Saturday, November 15, 2008

From the West

We have a stack of wood out back on the patio - the "back forty" I guess you could say (forty square feet).  It's a nice and dry and somewhat smallish pile.  We have two fireplaces in the house - one in the living room and one right above the living room.  In the kitchen.  The wood wouldn't last very long in a continuous burn.   Maybe a day or two.  But it will be nice for "atmosphere" over a few evenings during the late fall or winter.  Not today though. Today it should be in the mid-60s.  In fact I was surprised how warm it was this morning when I stepped out the door onto Abingdon Drive to walk with Kooper.   Good day for football.  Although it rained last night and more is coming later today from the west.  Over the mountains.

That's where the wood came from we were told by its seller.  The mountains of Virginia.

Every night a train comes along the railroad tracks about a quarter of a mile north of the house.   The train brings something from the mountains, too - coal.  It pulls up next to a power plant located along the Potomac River.  It unloads its coal and then goes back west.  Empty.  To be refilled for the next trip on the next night.

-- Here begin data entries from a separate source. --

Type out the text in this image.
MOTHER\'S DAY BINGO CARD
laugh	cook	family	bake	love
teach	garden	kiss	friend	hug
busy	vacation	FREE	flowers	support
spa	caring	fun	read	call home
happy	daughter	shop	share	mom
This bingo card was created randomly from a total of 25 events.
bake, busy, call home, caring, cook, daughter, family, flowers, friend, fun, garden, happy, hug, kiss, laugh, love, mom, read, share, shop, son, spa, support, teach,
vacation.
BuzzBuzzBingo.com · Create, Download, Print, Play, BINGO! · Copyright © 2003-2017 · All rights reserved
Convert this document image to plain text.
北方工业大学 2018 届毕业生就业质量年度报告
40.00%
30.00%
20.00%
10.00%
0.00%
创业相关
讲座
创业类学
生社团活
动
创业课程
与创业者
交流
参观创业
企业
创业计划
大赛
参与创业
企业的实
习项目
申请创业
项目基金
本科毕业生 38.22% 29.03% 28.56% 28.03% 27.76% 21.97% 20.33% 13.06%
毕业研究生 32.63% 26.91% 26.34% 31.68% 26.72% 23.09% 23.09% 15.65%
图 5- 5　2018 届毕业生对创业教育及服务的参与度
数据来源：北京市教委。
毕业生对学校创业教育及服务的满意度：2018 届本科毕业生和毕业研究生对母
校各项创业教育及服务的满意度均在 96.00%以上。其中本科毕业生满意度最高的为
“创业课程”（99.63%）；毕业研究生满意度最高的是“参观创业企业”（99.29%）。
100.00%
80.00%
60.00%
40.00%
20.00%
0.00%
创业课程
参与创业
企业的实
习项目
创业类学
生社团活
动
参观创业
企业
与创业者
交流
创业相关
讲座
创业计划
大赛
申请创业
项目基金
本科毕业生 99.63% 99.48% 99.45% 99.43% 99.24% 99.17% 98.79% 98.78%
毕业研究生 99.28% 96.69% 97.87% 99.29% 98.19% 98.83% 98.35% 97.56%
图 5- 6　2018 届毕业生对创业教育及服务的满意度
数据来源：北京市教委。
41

The coal comes from the mountains of West Virginia.  Past the Virginia Blue Ridge.  There are fewer and fewer mountains in West Virginia these days.  Mountaintop mining is seeing to that.  An easy, cheap way to mine coal.  An easy, cheap way to run the computers and light the lights and heat the houses and power the bureaucracies of the Washington, DC metropolitan area.

That is what the train brings every day.  In the dark of the night.  When our lights are burning.  Its hauls in the mountain from West Virginia.  Then the mountains go up in smoke the next day.